Should Christians be adopting modern financial innovations such as cash apps or cryptocurrency?
Innovations aren’t necessarily bad. They can certainly make life easier, more convenient, and in some cases less risky. Among the advantages to cash apps on a smartphone are no longer needing to carry cash, a ready record of purchases, and a higher level of security because a smartphone usually is either password protected or can only be opened biometrically (with a fingerprint or facial recognition). There is always the potential that the company managing the financial application (Apple, Google, Samsung, etc.) might get hacked and your financial data might get compromised just as a credit card’s information might, but that risk is similar whether you use a credit card or a smartphone. It’s your choice whether to do it the old way or the new.
The cryptocurrency conversation is a different matter. I’d suggest keeping a healthy distance between yourself and the crypto craze. While there might be some legitimate uses for cryptocurrency, much of its use is speculative and unregulated, which is both its appeal and its danger. It is highly volatile, boasting tremendous returns in a short period and also huge losses. Swings of 50-80% either way aren’t unusual. More than one analyst has compared cryptocurrency to the tulip mania that swept the Netherlands in the 17th century. Speculators drove up the price, only to see the bubble burst and their fortunes disappear overnight. Most wise voices are saying stay away.
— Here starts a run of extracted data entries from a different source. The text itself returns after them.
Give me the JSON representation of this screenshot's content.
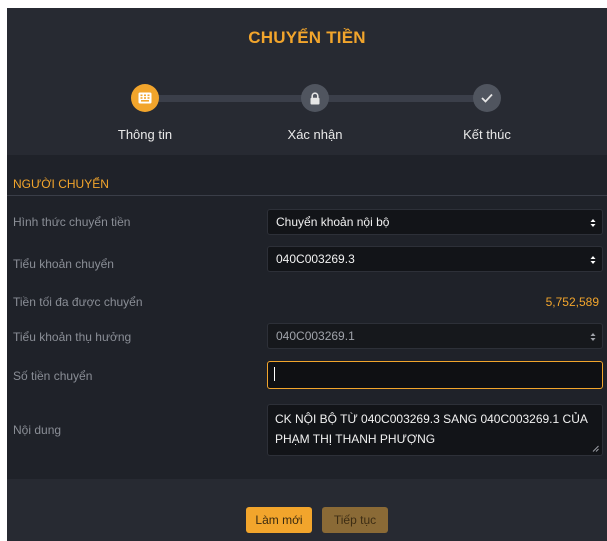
{
  "title": "CHUYỂN TIỀN",
  "steps": [
    {
      "label": "Thông tin",
      "icon": "keyboard-icon",
      "state": "active"
    },
    {
      "label": "Xác nhận",
      "icon": "lock-icon",
      "state": "pending"
    },
    {
      "label": "Kết thúc",
      "icon": "check-icon",
      "state": "pending"
    }
  ],
  "section": {
    "title": "NGƯỜI CHUYỂN"
  },
  "form": {
    "transfer_type": {
      "label": "Hình thức chuyển tiền",
      "value": "Chuyển khoản nội bộ"
    },
    "source_account": {
      "label": "Tiểu khoản chuyển",
      "value": "040C003269.3"
    },
    "max_amount": {
      "label": "Tiền tối đa được chuyển",
      "value": "5,752,589"
    },
    "beneficiary_account": {
      "label": "Tiểu khoản thụ hưởng",
      "value": "040C003269.1"
    },
    "amount": {
      "label": "Số tiền chuyển",
      "value": ""
    },
    "content": {
      "label": "Nội dung",
      "value": "CK NỘI BỘ TỪ 040C003269.3 SANG 040C003269.1 CỦA PHẠM THỊ THANH PHƯỢNG"
    }
  },
  "buttons": {
    "reset": "Làm mới",
    "next": "Tiếp tục"
  },
  "colors": {
    "accent": "#f2a52c",
    "panel": "#1f2229",
    "header": "#272a32",
    "field": "#121418"
  }
}
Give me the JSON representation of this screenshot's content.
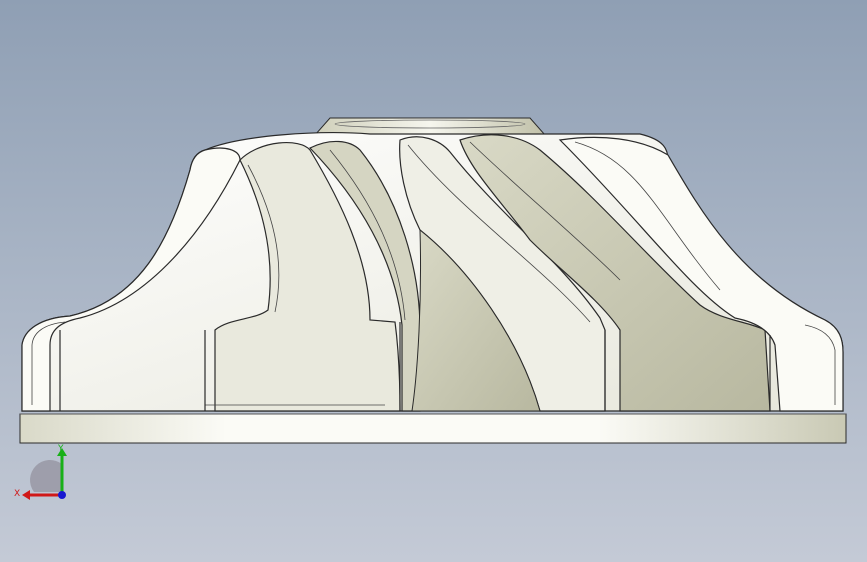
{
  "viewport": {
    "background_top": "#8f9fb4",
    "background_bottom": "#c4cad6",
    "model_color": "#f3f3ec",
    "edge_color": "#2a2a2a"
  },
  "triad": {
    "x_label": "X",
    "y_label": "Y",
    "x_color": "#d01818",
    "y_color": "#18b018",
    "z_color": "#1818d0"
  }
}
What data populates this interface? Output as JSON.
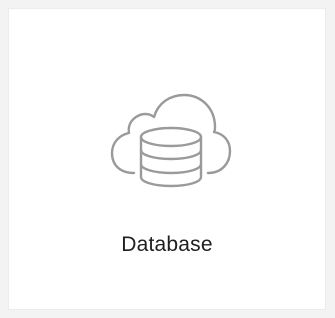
{
  "tile": {
    "label": "Database",
    "icon": "cloud-database-icon"
  }
}
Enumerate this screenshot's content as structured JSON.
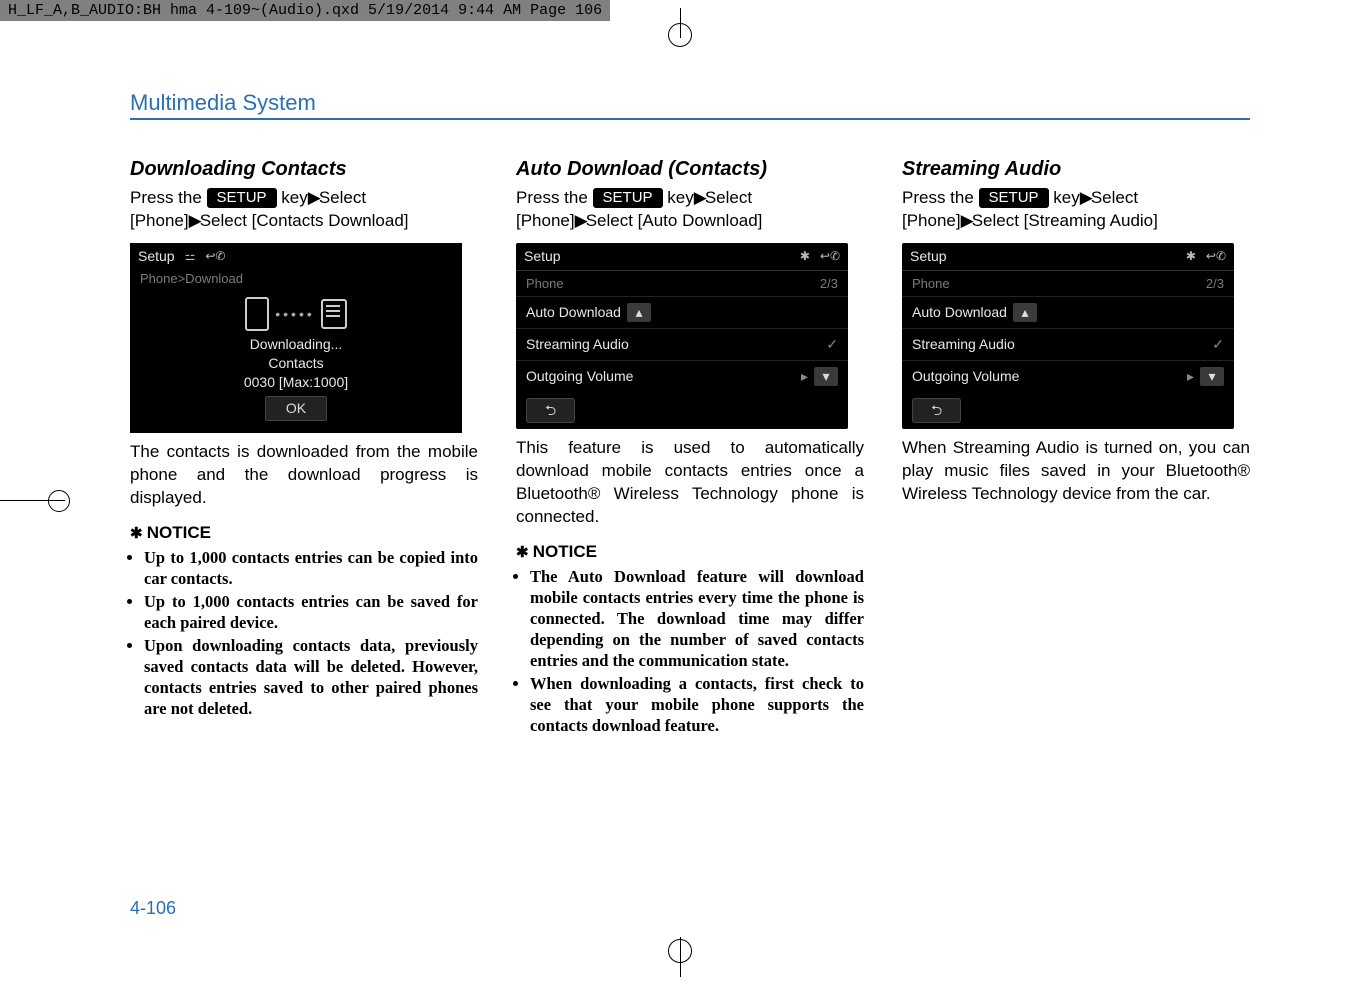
{
  "print_header": "H_LF_A,B_AUDIO:BH hma 4-109~(Audio).qxd  5/19/2014  9:44 AM  Page 106",
  "section_head": "Multimedia System",
  "page_number": "4-106",
  "key_label": "SETUP",
  "col1": {
    "h3": "Downloading Contacts",
    "lead_a": "Press  the ",
    "lead_b": " key",
    "lead_c": "Select [Phone]",
    "lead_d": "Select [Contacts Download]",
    "screen": {
      "title": "Setup",
      "crumb": "Phone>Download",
      "l1": "Downloading...",
      "l2": "Contacts",
      "l3": "0030 [Max:1000]",
      "ok": "OK"
    },
    "after": "The contacts is downloaded from the mobile phone and the download progress is displayed.",
    "notice": "NOTICE",
    "bullets": [
      "Up to 1,000 contacts entries can be copied into car contacts.",
      "Up to 1,000 contacts entries can be saved for each paired device.",
      "Upon downloading contacts data, previously saved contacts data will be deleted. However, contacts entries saved to other paired phones are not deleted."
    ]
  },
  "col2": {
    "h3": "Auto Download (Contacts)",
    "lead_a": "Press  the ",
    "lead_b": " key",
    "lead_c": "Select [Phone]",
    "lead_d": "Select [Auto Download]",
    "screen": {
      "title": "Setup",
      "sub": "Phone",
      "pg": "2/3",
      "r1": "Auto Download",
      "r2": "Streaming Audio",
      "r3": "Outgoing Volume"
    },
    "after": "This feature is used to automatically download mobile contacts entries once a Bluetooth® Wireless Technology phone is connected.",
    "notice": "NOTICE",
    "bullets": [
      "The Auto Download feature will download mobile contacts entries every time the phone is connected. The download time may differ depending on the number of saved contacts entries and the communication state.",
      "When downloading a contacts, first check to see that your mobile phone supports the contacts download feature."
    ]
  },
  "col3": {
    "h3": "Streaming Audio",
    "lead_a": "Press  the ",
    "lead_b": " key",
    "lead_c": "Select [Phone]",
    "lead_d": "Select [Streaming Audio]",
    "screen": {
      "title": "Setup",
      "sub": "Phone",
      "pg": "2/3",
      "r1": "Auto Download",
      "r2": "Streaming Audio",
      "r3": "Outgoing Volume"
    },
    "after": "When Streaming Audio is turned on, you can play music files saved in your Bluetooth® Wireless Technology device from the car."
  }
}
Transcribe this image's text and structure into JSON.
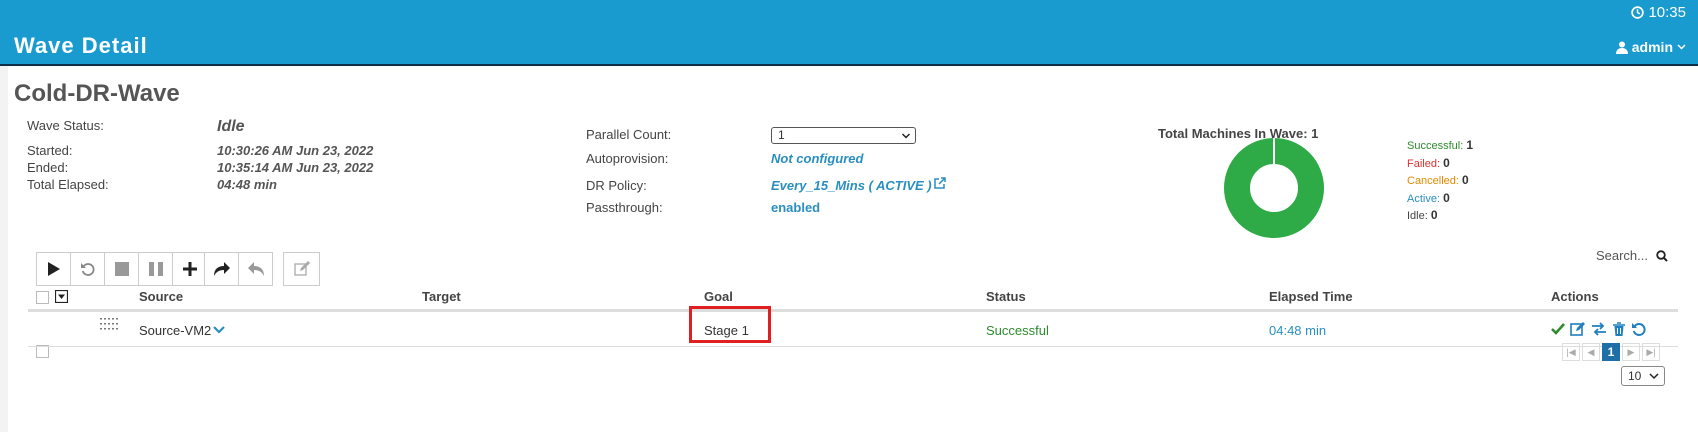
{
  "header": {
    "time": "10:35",
    "title": "Wave Detail",
    "user": "admin"
  },
  "wave": {
    "name": "Cold-DR-Wave",
    "status_label": "Wave Status:",
    "status": "Idle",
    "started_label": "Started:",
    "started": "10:30:26 AM Jun 23, 2022",
    "ended_label": "Ended:",
    "ended": "10:35:14 AM Jun 23, 2022",
    "elapsed_label": "Total Elapsed:",
    "elapsed": "04:48 min",
    "parallel_label": "Parallel Count:",
    "parallel_value": "1",
    "autoprov_label": "Autoprovision:",
    "autoprov_value": "Not configured",
    "policy_label": "DR Policy:",
    "policy_value": "Every_15_Mins ( ACTIVE )",
    "passthrough_label": "Passthrough:",
    "passthrough_value": "enabled"
  },
  "summary": {
    "title": "Total Machines In Wave: 1",
    "donut_color": "#2eaa46",
    "legend": [
      {
        "label": "Successful:",
        "count": "1",
        "color": "#2e8b2e"
      },
      {
        "label": "Failed:",
        "count": "0",
        "color": "#d33"
      },
      {
        "label": "Cancelled:",
        "count": "0",
        "color": "#e08a00"
      },
      {
        "label": "Active:",
        "count": "0",
        "color": "#2a8fc0"
      },
      {
        "label": "Idle:",
        "count": "0",
        "color": "#444"
      }
    ]
  },
  "toolbar": {
    "buttons": [
      "play-icon",
      "restart-icon",
      "stop-icon",
      "pause-icon",
      "plus-icon",
      "forward-icon",
      "undo-icon",
      "edit-icon"
    ]
  },
  "search": {
    "placeholder": "Search..."
  },
  "table": {
    "columns": {
      "source": "Source",
      "target": "Target",
      "goal": "Goal",
      "status": "Status",
      "elapsed": "Elapsed Time",
      "actions": "Actions"
    },
    "rows": [
      {
        "source": "Source-VM2",
        "target": "",
        "goal": "Stage 1",
        "status": "Successful",
        "elapsed": "04:48 min"
      }
    ]
  },
  "pagination": {
    "current": "1",
    "page_size": "10"
  }
}
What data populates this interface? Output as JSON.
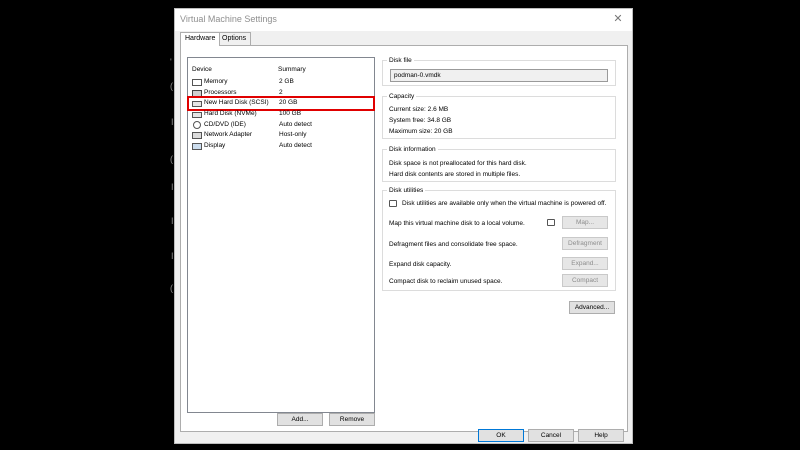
{
  "background": {
    "glyphs": [
      "'",
      "(",
      "I",
      "(",
      "I",
      "I",
      "I",
      "("
    ]
  },
  "window": {
    "title": "Virtual Machine Settings",
    "close_glyph": "✕"
  },
  "tabs": [
    {
      "label": "Hardware",
      "active": true
    },
    {
      "label": "Options",
      "active": false
    }
  ],
  "device_list": {
    "headers": {
      "device": "Device",
      "summary": "Summary"
    },
    "rows": [
      {
        "icon": "memory-icon",
        "name": "Memory",
        "summary": "2 GB",
        "selected": false
      },
      {
        "icon": "processor-icon",
        "name": "Processors",
        "summary": "2",
        "selected": false
      },
      {
        "icon": "hard-disk-icon",
        "name": "New Hard Disk (SCSI)",
        "summary": "20 GB",
        "selected": true
      },
      {
        "icon": "hard-disk-icon",
        "name": "Hard Disk (NVMe)",
        "summary": "100 GB",
        "selected": false
      },
      {
        "icon": "cd-dvd-icon",
        "name": "CD/DVD (IDE)",
        "summary": "Auto detect",
        "selected": false
      },
      {
        "icon": "network-adapter-icon",
        "name": "Network Adapter",
        "summary": "Host-only",
        "selected": false
      },
      {
        "icon": "display-icon",
        "name": "Display",
        "summary": "Auto detect",
        "selected": false
      }
    ],
    "add_label": "Add...",
    "remove_label": "Remove"
  },
  "disk_file": {
    "title": "Disk file",
    "value": "podman-0.vmdk"
  },
  "capacity": {
    "title": "Capacity",
    "current_size": "Current size: 2.6 MB",
    "system_free": "System free: 34.8 GB",
    "maximum_size": "Maximum size: 20 GB"
  },
  "disk_information": {
    "title": "Disk information",
    "line1": "Disk space is not preallocated for this hard disk.",
    "line2": "Hard disk contents are stored in multiple files."
  },
  "disk_utilities": {
    "title": "Disk utilities",
    "notice": "Disk utilities are available only when the virtual machine is powered off.",
    "map_text": "Map this virtual machine disk to a local volume.",
    "map_label": "Map...",
    "defrag_text": "Defragment files and consolidate free space.",
    "defrag_label": "Defragment",
    "expand_text": "Expand disk capacity.",
    "expand_label": "Expand...",
    "compact_text": "Compact disk to reclaim unused space.",
    "compact_label": "Compact"
  },
  "advanced_label": "Advanced...",
  "footer": {
    "ok_label": "OK",
    "cancel_label": "Cancel",
    "help_label": "Help"
  }
}
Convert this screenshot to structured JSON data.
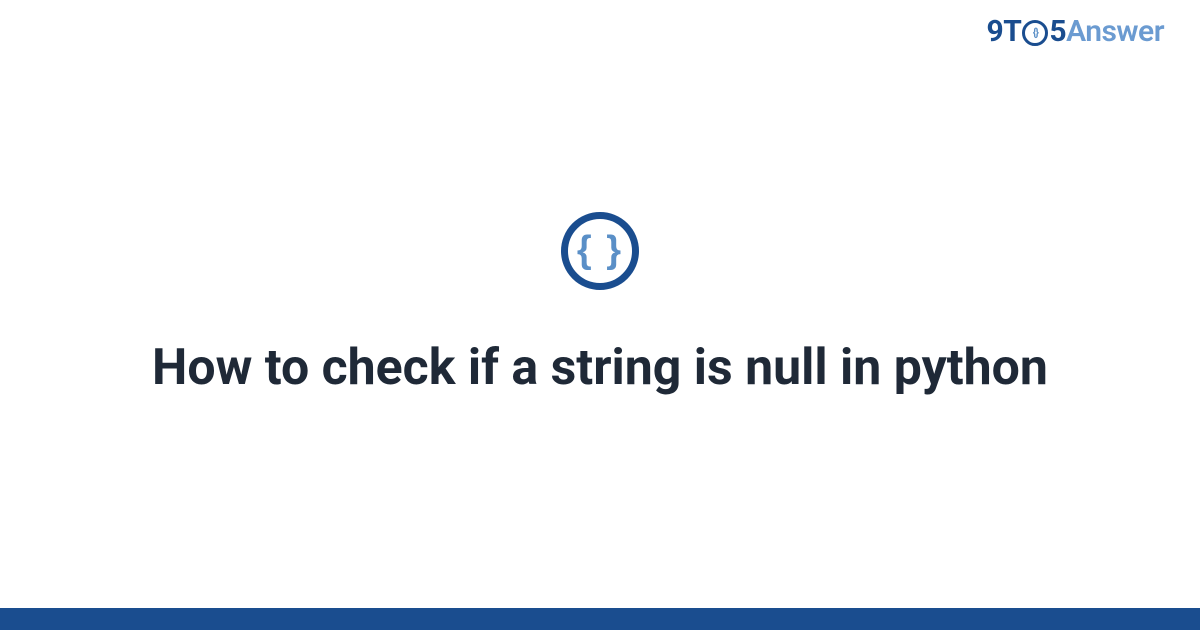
{
  "header": {
    "logo": {
      "part_9t": "9T",
      "part_o_inner": "{}",
      "part_5": "5",
      "part_answer": "Answer"
    }
  },
  "main": {
    "icon_braces": "{ }",
    "title": "How to check if a string is null in python"
  },
  "colors": {
    "brand_dark": "#1a4d8f",
    "brand_light": "#6b9bd1",
    "text": "#1f2937"
  }
}
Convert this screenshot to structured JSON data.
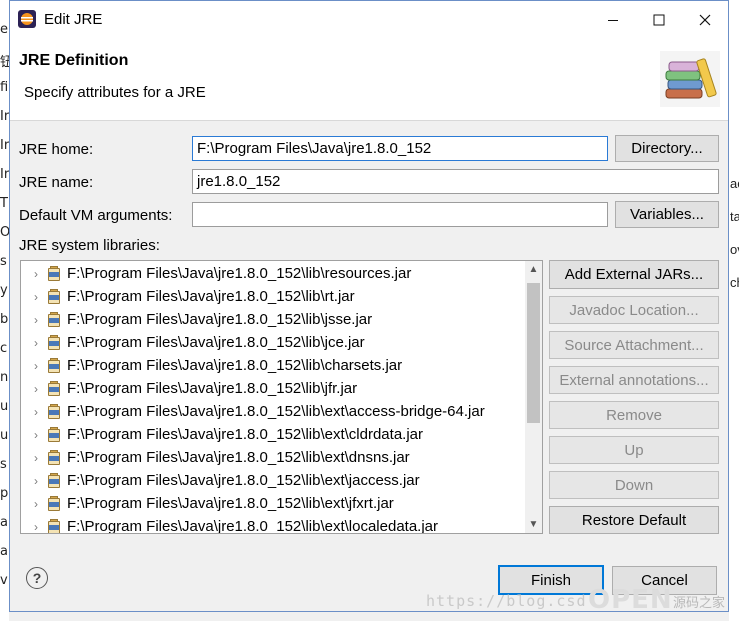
{
  "window": {
    "title": "Edit JRE"
  },
  "header": {
    "title": "JRE Definition",
    "subtitle": "Specify attributes for a JRE"
  },
  "form": {
    "jre_home_label": "JRE home:",
    "jre_home_value": "F:\\Program Files\\Java\\jre1.8.0_152",
    "directory_button": "Directory...",
    "jre_name_label": "JRE name:",
    "jre_name_value": "jre1.8.0_152",
    "vm_args_label": "Default VM arguments:",
    "vm_args_value": "",
    "variables_button": "Variables...",
    "libraries_label": "JRE system libraries:"
  },
  "libraries": [
    "F:\\Program Files\\Java\\jre1.8.0_152\\lib\\resources.jar",
    "F:\\Program Files\\Java\\jre1.8.0_152\\lib\\rt.jar",
    "F:\\Program Files\\Java\\jre1.8.0_152\\lib\\jsse.jar",
    "F:\\Program Files\\Java\\jre1.8.0_152\\lib\\jce.jar",
    "F:\\Program Files\\Java\\jre1.8.0_152\\lib\\charsets.jar",
    "F:\\Program Files\\Java\\jre1.8.0_152\\lib\\jfr.jar",
    "F:\\Program Files\\Java\\jre1.8.0_152\\lib\\ext\\access-bridge-64.jar",
    "F:\\Program Files\\Java\\jre1.8.0_152\\lib\\ext\\cldrdata.jar",
    "F:\\Program Files\\Java\\jre1.8.0_152\\lib\\ext\\dnsns.jar",
    "F:\\Program Files\\Java\\jre1.8.0_152\\lib\\ext\\jaccess.jar",
    "F:\\Program Files\\Java\\jre1.8.0_152\\lib\\ext\\jfxrt.jar",
    "F:\\Program Files\\Java\\jre1.8.0_152\\lib\\ext\\localedata.jar"
  ],
  "side_buttons": {
    "add_external_jars": "Add External JARs...",
    "javadoc_location": "Javadoc Location...",
    "source_attachment": "Source Attachment...",
    "external_annotations": "External annotations...",
    "remove": "Remove",
    "up": "Up",
    "down": "Down",
    "restore_default": "Restore Default"
  },
  "footer": {
    "finish": "Finish",
    "cancel": "Cancel",
    "help_glyph": "?"
  },
  "watermark": {
    "url_text": "https://blog.csd",
    "logo_text": "OPEN",
    "logo_sub": "源码之家"
  },
  "background_chars": {
    "left": [
      "e",
      "钮",
      "fi",
      "Ir",
      "Ir",
      "Ir",
      "T",
      "O",
      "s",
      "y",
      "b",
      "c",
      "n",
      "ug",
      "ui",
      "s",
      "pr",
      "ar",
      "a",
      "v"
    ],
    "right": [
      "ac",
      "ta",
      "ov",
      "ch"
    ]
  },
  "icons": {
    "app": "eclipse-icon",
    "minimize": "minimize-icon",
    "maximize": "maximize-icon",
    "close": "close-icon",
    "header_art": "books-icon",
    "jar": "jar-icon",
    "help": "help-icon"
  },
  "colors": {
    "accent": "#0078d7",
    "focus_border": "#2a7ad5"
  }
}
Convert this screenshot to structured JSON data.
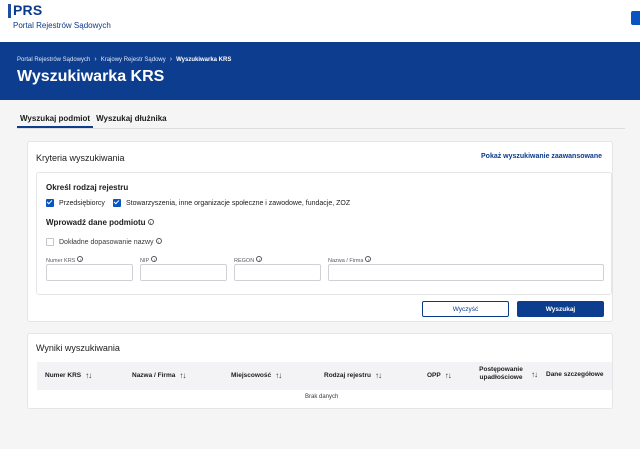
{
  "header": {
    "logo_text": "PRS",
    "logo_subtitle": "Portal Rejestrów Sądowych"
  },
  "breadcrumb": {
    "items": [
      "Portal Rejestrów Sądowych",
      "Krajowy Rejestr Sądowy",
      "Wyszukiwarka KRS"
    ]
  },
  "page": {
    "title": "Wyszukiwarka KRS"
  },
  "tabs": [
    {
      "label": "Wyszukaj podmiot",
      "active": true
    },
    {
      "label": "Wyszukaj dłużnika",
      "active": false
    }
  ],
  "criteria": {
    "title": "Kryteria wyszukiwania",
    "advanced_link": "Pokaż wyszukiwanie zaawansowane",
    "register_heading": "Określ rodzaj rejestru",
    "register_options": [
      {
        "label": "Przedsiębiorcy",
        "checked": true
      },
      {
        "label": "Stowarzyszenia, inne organizacje społeczne i zawodowe, fundacje, ZOZ",
        "checked": true
      }
    ],
    "entity_heading": "Wprowadź dane podmiotu",
    "exact_match_label": "Dokładne dopasowanie nazwy",
    "exact_match_checked": false,
    "fields": [
      {
        "label": "Numer KRS",
        "value": ""
      },
      {
        "label": "NIP",
        "value": ""
      },
      {
        "label": "REGON",
        "value": ""
      },
      {
        "label": "Nazwa / Firma",
        "value": ""
      }
    ],
    "clear_button": "Wyczyść",
    "search_button": "Wyszukaj"
  },
  "results": {
    "title": "Wyniki wyszukiwania",
    "columns": [
      "Numer KRS",
      "Nazwa / Firma",
      "Miejscowość",
      "Rodzaj rejestru",
      "OPP",
      "Postępowanie upadłościowe",
      "Dane szczegółowe"
    ],
    "empty_text": "Brak danych"
  },
  "colors": {
    "brand": "#0d3d8f",
    "accent": "#0b53c1"
  }
}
Crypto is, one might say, a virtual embodiment of Proverbs 5:8: “Cast but a glance at riches, and they are gone, for they will surely sprout wings and fly off to the sky like an eagle.”
One side note about cryptocurrency from an environmental stewardship angle: it’s an energy hog from tracking crypto transactions. Bitcoin, the largest of the cryptocurrencies, by itself uses as much energy as some small countries.